[Python-Dev] bytes.from_hex()

Greg Ewing greg.ewing at canterbury.ac.nz
Wed Feb 22 12:35:39 CET 2006

Stephen J. Turnbull wrote:

> Base64 is a (family of) wire protocol(s).  It's not clear to me that
> it makes sense to say that the alphabets used by "baseNN" encodings
> are composed of characters,

Take a look at


where it says

   ...base64 is a binary to text encoding scheme whereby an
   arbitrary sequence of bytes is converted to a sequence of
   printable ASCII characters.

Also see RFC 2045 (http://www.ietf.org/rfc/rfc2045.txt) which
defines base64 in terms of an encoding from octets to characters,
and also says

   A 65-character subset of US-ASCII is used ... This subset has
   the important property that it is represented identically in
   all versions of ISO 646 ... and all characters in the subset
   are also represented identically in all versions of EBCDIC.

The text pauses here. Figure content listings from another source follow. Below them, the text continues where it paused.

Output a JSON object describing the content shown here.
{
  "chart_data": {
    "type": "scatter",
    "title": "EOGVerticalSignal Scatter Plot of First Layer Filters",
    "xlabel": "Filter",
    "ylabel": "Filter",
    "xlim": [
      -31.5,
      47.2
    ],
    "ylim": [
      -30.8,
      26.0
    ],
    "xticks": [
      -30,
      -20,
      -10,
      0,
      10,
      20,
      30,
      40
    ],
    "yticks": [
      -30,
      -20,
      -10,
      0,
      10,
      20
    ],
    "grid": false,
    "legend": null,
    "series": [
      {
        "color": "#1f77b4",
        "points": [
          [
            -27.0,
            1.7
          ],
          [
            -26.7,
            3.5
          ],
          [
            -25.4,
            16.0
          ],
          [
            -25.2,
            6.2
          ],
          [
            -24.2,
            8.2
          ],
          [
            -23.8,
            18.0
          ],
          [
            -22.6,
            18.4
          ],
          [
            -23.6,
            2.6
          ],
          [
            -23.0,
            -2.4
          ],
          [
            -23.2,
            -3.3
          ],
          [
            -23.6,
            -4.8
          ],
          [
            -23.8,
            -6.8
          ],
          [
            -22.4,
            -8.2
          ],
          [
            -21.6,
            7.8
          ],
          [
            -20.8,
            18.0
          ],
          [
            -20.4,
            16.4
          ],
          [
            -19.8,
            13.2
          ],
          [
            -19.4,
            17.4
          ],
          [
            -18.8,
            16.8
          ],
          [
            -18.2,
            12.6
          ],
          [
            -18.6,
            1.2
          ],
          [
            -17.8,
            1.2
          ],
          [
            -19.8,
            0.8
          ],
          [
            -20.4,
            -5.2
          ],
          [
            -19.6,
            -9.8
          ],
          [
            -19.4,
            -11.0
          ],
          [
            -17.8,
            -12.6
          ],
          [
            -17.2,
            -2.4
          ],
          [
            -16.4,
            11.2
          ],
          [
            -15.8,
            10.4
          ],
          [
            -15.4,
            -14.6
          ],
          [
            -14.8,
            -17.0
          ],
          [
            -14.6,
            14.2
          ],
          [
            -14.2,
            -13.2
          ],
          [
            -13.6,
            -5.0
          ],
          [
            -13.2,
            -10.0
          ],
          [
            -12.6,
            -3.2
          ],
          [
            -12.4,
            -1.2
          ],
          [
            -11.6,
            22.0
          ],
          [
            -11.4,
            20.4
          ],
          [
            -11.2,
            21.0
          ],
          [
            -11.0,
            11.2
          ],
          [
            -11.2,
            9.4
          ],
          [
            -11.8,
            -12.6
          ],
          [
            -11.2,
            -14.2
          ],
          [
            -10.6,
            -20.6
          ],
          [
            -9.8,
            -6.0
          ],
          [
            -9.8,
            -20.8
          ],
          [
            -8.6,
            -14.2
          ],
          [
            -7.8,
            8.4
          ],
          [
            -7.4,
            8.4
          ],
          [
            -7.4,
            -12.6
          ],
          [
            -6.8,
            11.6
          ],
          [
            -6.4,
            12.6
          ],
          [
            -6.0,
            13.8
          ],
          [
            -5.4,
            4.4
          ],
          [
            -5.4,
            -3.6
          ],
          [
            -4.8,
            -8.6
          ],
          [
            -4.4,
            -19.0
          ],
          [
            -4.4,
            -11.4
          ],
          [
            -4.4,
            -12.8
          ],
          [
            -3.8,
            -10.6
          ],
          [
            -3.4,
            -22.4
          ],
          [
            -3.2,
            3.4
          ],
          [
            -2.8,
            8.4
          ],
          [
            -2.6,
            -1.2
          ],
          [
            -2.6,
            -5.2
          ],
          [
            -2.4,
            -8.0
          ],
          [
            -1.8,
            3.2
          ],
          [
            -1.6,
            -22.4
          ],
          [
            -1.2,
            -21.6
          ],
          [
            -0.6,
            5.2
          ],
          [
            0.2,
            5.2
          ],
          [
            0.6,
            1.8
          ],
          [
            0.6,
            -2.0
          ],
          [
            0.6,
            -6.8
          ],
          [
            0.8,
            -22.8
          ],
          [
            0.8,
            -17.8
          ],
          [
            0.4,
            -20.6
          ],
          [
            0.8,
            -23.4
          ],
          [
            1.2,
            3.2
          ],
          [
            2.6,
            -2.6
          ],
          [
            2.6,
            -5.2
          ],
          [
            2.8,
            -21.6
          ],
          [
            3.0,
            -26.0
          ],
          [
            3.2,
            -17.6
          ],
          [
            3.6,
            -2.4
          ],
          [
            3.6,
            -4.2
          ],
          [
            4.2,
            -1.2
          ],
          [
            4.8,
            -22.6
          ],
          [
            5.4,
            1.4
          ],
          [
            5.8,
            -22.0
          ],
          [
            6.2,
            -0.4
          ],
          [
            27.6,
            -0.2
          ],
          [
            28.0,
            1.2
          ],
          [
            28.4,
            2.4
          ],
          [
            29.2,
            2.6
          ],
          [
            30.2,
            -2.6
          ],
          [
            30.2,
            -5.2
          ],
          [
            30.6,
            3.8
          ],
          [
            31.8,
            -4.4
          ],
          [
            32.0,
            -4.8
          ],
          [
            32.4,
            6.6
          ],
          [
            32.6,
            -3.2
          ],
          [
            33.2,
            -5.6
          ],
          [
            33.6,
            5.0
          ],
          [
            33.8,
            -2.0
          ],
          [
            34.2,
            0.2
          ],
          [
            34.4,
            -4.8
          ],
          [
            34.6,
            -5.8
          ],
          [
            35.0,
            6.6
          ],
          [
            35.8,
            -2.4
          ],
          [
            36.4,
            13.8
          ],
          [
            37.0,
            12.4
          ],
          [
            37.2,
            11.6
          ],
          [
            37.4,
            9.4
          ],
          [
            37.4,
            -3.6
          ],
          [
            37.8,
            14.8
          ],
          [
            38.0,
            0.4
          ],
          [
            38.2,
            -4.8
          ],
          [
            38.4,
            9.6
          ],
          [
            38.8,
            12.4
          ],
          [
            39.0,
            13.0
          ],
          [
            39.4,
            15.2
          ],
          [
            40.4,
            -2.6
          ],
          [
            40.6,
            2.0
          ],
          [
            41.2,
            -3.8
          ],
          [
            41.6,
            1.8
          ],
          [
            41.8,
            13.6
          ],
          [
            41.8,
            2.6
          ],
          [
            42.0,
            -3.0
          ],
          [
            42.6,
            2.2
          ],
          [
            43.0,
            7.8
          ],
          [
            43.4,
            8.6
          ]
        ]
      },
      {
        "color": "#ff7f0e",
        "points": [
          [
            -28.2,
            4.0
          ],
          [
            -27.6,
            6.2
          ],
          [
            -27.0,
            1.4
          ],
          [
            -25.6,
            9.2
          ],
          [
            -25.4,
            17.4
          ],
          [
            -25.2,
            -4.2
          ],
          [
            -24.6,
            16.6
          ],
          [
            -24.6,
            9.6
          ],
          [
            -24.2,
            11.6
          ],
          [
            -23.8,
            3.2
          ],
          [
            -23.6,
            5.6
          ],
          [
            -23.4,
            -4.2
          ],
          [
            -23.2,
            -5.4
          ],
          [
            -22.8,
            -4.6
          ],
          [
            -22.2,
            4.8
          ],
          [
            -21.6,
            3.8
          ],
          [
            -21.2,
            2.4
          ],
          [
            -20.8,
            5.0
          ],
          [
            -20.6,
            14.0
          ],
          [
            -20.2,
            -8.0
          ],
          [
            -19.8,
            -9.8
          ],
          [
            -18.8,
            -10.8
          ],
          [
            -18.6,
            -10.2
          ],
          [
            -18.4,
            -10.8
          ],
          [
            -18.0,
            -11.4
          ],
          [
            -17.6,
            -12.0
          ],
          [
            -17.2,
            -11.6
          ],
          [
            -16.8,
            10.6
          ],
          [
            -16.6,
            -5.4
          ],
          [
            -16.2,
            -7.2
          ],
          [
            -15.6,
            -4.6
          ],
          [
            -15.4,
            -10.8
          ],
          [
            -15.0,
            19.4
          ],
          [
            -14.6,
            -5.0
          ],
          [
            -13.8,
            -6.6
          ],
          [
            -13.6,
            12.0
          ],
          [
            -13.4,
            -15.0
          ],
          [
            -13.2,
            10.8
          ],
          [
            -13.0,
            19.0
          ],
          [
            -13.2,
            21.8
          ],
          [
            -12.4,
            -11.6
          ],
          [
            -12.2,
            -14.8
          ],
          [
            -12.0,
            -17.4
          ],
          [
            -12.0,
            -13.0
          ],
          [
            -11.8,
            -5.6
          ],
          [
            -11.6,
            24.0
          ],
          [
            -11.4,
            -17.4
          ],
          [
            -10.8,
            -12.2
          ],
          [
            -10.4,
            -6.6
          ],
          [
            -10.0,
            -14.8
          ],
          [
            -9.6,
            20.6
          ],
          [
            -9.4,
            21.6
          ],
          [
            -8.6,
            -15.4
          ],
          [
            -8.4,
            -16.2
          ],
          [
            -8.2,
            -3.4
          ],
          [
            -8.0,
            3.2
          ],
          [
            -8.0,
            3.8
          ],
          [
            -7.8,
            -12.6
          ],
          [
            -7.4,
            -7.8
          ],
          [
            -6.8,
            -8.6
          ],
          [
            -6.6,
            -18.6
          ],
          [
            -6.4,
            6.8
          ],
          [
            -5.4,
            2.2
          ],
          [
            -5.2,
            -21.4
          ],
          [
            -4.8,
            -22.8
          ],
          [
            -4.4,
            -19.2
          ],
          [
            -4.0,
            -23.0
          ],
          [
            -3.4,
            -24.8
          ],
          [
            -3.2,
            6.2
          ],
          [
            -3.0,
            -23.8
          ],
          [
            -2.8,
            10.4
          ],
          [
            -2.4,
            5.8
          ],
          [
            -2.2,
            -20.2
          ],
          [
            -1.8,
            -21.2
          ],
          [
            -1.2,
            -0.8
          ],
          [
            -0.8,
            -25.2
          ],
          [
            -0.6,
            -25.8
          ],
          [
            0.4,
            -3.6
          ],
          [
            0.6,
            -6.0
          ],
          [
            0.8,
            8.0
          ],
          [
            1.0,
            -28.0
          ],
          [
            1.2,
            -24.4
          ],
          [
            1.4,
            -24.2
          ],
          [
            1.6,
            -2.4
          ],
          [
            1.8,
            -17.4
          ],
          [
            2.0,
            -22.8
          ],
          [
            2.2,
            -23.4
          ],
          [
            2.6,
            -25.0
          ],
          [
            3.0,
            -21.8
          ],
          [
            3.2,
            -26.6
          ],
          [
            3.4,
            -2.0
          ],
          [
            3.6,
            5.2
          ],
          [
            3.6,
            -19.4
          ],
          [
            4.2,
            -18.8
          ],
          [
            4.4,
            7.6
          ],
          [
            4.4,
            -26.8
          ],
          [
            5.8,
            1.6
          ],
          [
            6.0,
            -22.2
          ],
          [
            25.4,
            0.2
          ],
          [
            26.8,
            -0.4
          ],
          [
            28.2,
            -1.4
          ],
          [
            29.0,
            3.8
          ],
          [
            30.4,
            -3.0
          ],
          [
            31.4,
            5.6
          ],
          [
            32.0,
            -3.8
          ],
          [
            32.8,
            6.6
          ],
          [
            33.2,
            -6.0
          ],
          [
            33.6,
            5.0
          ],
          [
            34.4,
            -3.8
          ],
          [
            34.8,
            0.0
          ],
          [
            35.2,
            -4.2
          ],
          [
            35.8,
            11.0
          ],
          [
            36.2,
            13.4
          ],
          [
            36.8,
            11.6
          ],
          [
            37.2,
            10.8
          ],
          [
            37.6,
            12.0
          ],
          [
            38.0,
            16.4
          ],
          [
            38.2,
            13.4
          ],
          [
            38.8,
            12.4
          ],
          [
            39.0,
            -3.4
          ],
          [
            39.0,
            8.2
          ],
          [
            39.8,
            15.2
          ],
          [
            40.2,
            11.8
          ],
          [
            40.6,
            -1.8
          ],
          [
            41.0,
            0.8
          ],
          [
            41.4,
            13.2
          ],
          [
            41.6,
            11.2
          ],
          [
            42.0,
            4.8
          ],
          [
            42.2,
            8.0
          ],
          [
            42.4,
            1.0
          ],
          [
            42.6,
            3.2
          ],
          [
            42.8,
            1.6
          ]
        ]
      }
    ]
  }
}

Which seems to make it perfectly clear that the result
of the encoding is to be considered as characters, which
are not necessarily going to be encoded using ascii.

So base64 on its own is *not* a wire protocol. Only after
encoding the characters do you have a wire protocol.

> I don't see any case for
> "correctness" here, only for convenience,

I'm thinking of convenience, too. Keep in mind that in Py3k,
'unicode' will be called 'str' (or something equally neutral
like 'text') and you will rarely have to deal explicitly with
unicode codings, this being done mostly for you by the I/O
objects. So most of the time, using base64 will be just as
convenient as it is today: base64_encode(my_bytes) and write
the result out somewhere.

The reason I say it's *corrrect* is that if you go straight
from bytes to bytes, you're *assuming* the eventual encoding
is going to be an ascii superset. The programmer is going to
have to know about this assumption and understand all its
consequences and decide whether it's right, and if not, do
something to change it.

Whereas if the result is text, the right thing happens
automatically whatever the ultimate encoding turns out to
be. You can take the text from your base64 encoding, combine
it with other text from any other source to form a complete
mail message or xml document or whatever, and write it out
through a file object that's using any unicode encoding
at all, and the result will be correct.

 > it's also efficient to use bytes<->bytes for XML, since
> conversion of base64 bytes to UTF-8 characters is simply a matter of
> "Simon says, be UTF-8!"

Efficiency is an implementation concern. In Py3k, strings
which contain only ascii or latin-1 might be stored as
1 byte per character, in which case this would not be an

> And in the classroom, you're just going to confuse students by telling
> them that UTF-8 --[Unicode codec]--> Python string is decoding but
> UTF-8 --[base64 codec]--> Python string is encoding, when MAL is
> telling them that --> Python string is always decoding.

Which is why I think that only *unicode* codings should be
available through the .encode and .decode interface. Or
alternatively there should be something more explicit like
.unicode_encode and .unicode_decode that is thus restricted.

Also, if most unicode coding is done in the I/O objects, there
will be far less need for programmers to do explicit unicode
coding in the first place, so likely it will become more of
an advanced topic, rather than something you need to come to
grips with on day one of using unicode, like it is now.